Israel Adrián Caetano brings Crónica de una fuga from Argentina. GoodAirs sums it up as "The story of four Argentine men, more or less free of political leanings, who are kidnapped and taken to a 'detention center' in the aptly-named suburb of Morón in the late 70s, the movie follows 120 days of interrogation and torture until the men escape one rainy night." having seen trailers / reas synopses / etc, I am superexcited to see this film. Peruse the website it's a good one. Caetano's A Red Bear was in the Director's Fortnight in '02, and got a ton of Silver Condor nominations (from the Argentina Film Critics Association). Crónica was an unexplaiend late add to the Competition, originally selected for Un Certain Regard.



Iklimler ("Climates") is a Turkish film by Nuri Bilge Ceylan. Ceylan won the Grand Prix at Cannes in 2003 for Uzak ("Distant").
Please watch the trailer for Iklimler, it's really good.



Sofia Coppola is presenting Marie Antoinette, starring Kirsten Dunst and Jason Schwartzman. I've already addressed this film somewhat in previous posts. Check the most recent international trailer here.



Pedro Costa's Juventude en Marcha is, i think, the only Portuguese film in Competition this year. It is about the passage of time in one's life - at least I think so. It's actual plot involves the impending demolition of a neighborhood, a woman leaving her husband, and an old man who thinks he is young.



Guillermo del Toro brings his horror-fairy tale "Pan's Labyrinth" to the Festivale... per Guillermo, Pan's Labyrinth "is the story of a young girl that travels with her mother and adoptive father to a rural area up North in Spain, 1944. After Franco´s victory. The girl lives in an imaginary world of her own creation and faces the real world with much chagrin. Post-war Fascist repression is at its height in rural Spain and the girl must come to terms with that through a fable of her own." Trailer at the website. del Toro is the filmmaker behind Cronos, and The Devil's Backbone, and Hellboy... as well as Mimic and Blade 2.
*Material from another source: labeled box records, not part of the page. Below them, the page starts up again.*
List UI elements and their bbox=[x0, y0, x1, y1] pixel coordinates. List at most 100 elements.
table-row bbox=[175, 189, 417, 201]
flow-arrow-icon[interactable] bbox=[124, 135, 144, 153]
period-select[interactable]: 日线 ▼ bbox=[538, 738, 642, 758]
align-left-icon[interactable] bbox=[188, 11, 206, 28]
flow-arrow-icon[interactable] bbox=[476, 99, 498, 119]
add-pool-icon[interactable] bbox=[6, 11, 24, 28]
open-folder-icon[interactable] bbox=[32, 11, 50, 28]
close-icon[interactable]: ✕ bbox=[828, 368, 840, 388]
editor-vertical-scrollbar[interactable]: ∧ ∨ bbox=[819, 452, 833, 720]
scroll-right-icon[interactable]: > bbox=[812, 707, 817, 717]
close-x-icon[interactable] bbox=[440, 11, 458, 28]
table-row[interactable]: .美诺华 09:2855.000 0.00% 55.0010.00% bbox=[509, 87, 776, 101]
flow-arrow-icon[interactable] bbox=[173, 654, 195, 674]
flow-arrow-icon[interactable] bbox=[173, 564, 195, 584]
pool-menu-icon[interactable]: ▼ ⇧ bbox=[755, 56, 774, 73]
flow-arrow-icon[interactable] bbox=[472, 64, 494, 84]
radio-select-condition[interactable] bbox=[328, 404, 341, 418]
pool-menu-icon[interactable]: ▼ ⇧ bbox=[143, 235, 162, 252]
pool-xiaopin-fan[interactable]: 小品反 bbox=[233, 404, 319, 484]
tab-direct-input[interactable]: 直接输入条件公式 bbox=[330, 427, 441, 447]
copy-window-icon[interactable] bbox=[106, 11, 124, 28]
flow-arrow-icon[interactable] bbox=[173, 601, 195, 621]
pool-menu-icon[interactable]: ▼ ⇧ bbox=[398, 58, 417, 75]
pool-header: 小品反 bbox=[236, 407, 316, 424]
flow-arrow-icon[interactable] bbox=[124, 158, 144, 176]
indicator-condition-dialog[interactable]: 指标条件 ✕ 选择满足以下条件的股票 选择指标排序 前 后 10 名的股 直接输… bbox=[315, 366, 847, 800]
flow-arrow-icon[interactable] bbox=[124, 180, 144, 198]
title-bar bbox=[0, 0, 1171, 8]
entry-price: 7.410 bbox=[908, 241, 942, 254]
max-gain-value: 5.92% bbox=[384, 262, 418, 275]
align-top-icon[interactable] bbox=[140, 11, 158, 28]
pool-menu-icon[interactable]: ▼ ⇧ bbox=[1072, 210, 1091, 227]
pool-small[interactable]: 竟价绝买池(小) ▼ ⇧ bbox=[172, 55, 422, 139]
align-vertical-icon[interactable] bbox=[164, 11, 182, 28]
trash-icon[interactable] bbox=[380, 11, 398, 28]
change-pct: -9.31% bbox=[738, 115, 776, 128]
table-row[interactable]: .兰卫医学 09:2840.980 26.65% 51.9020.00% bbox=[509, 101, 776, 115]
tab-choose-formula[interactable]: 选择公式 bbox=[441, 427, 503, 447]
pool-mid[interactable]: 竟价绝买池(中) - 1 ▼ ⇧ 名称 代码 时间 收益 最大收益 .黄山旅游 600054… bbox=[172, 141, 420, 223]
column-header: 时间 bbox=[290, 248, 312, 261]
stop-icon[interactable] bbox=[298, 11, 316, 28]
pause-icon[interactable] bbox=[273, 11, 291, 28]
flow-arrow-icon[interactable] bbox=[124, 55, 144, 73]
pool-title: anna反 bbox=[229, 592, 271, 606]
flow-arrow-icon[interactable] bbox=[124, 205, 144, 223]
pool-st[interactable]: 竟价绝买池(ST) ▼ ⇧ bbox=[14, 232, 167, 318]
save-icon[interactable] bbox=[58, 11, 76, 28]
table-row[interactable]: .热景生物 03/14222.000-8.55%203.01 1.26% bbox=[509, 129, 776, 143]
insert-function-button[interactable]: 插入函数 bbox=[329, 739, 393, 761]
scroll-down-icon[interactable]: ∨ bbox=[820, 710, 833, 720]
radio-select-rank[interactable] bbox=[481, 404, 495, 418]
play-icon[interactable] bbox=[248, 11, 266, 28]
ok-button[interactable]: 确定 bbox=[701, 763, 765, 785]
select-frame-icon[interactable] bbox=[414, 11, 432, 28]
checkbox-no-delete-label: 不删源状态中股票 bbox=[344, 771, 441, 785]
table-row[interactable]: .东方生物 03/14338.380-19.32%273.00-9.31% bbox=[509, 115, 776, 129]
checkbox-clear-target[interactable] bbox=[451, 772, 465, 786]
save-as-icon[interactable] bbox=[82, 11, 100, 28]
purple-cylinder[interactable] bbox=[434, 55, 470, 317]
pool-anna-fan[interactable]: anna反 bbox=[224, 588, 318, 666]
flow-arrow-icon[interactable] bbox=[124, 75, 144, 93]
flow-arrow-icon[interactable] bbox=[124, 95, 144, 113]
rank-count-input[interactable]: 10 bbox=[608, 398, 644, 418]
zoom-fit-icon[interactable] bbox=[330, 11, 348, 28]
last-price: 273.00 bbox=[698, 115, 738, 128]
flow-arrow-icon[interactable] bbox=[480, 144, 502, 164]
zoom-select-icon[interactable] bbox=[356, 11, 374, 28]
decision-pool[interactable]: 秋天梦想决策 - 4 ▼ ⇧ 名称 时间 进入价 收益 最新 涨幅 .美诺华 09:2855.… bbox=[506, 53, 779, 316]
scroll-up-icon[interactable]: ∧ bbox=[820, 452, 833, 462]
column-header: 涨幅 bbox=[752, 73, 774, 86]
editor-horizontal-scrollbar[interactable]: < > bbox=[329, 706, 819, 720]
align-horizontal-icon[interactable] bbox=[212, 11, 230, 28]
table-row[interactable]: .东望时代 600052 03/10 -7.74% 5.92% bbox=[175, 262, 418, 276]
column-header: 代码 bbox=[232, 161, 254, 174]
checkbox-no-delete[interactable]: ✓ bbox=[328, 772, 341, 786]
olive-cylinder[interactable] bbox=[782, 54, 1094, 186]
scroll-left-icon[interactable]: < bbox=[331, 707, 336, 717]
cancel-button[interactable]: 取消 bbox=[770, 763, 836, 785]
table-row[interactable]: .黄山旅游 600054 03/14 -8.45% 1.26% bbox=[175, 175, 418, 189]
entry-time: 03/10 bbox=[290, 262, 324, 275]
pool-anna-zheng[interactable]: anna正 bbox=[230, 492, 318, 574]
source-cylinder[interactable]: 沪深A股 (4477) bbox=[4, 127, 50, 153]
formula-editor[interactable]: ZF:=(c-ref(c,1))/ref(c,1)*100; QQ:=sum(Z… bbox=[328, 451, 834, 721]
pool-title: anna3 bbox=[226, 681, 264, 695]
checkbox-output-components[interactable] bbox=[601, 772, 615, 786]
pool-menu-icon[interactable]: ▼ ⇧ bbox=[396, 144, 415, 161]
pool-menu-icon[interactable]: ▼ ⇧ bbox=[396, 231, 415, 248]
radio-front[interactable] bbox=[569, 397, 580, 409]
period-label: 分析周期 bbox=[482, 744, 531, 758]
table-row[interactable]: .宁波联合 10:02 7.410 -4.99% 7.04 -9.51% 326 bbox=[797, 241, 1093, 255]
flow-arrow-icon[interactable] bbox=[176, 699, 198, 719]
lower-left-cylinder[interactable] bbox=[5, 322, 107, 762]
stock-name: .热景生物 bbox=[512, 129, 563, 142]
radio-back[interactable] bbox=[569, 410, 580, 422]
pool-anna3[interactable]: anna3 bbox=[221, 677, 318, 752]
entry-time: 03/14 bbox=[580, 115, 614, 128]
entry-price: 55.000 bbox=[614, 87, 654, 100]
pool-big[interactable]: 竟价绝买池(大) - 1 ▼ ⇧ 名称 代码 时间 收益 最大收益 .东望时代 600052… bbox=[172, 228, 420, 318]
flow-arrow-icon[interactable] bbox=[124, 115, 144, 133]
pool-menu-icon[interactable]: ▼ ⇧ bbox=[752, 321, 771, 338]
Flanders is Bruno Dumont's latest... it's a love story, and a war story. Dumon'ts L'Humanité won the Grand Jury Prize, Best Actor, and Best Actress awards at Cannes in 1999 [with 2 nonprofessional stars!].


10 down, 10 to go... another brief intro to the films should be expected soon... also expect me to pepper the blog with quotations of other people's reactions to the films and links and pics stolen from anyone in Cannes with an internet connection.

Plus, I bet you can't wait to hear my reaction to Mission Impossible III. Be ready for "An Open Letter to J.J. Abrams," coming soon.

1 comment:

Mike Russo said...

In case you were looking for like an excuse to blog (and I know I'm like the last person to talk), just thought I'd let you know I'm anxiously awaiting both part II of the preview and the MI3 vivisection. My breath be bated, yo.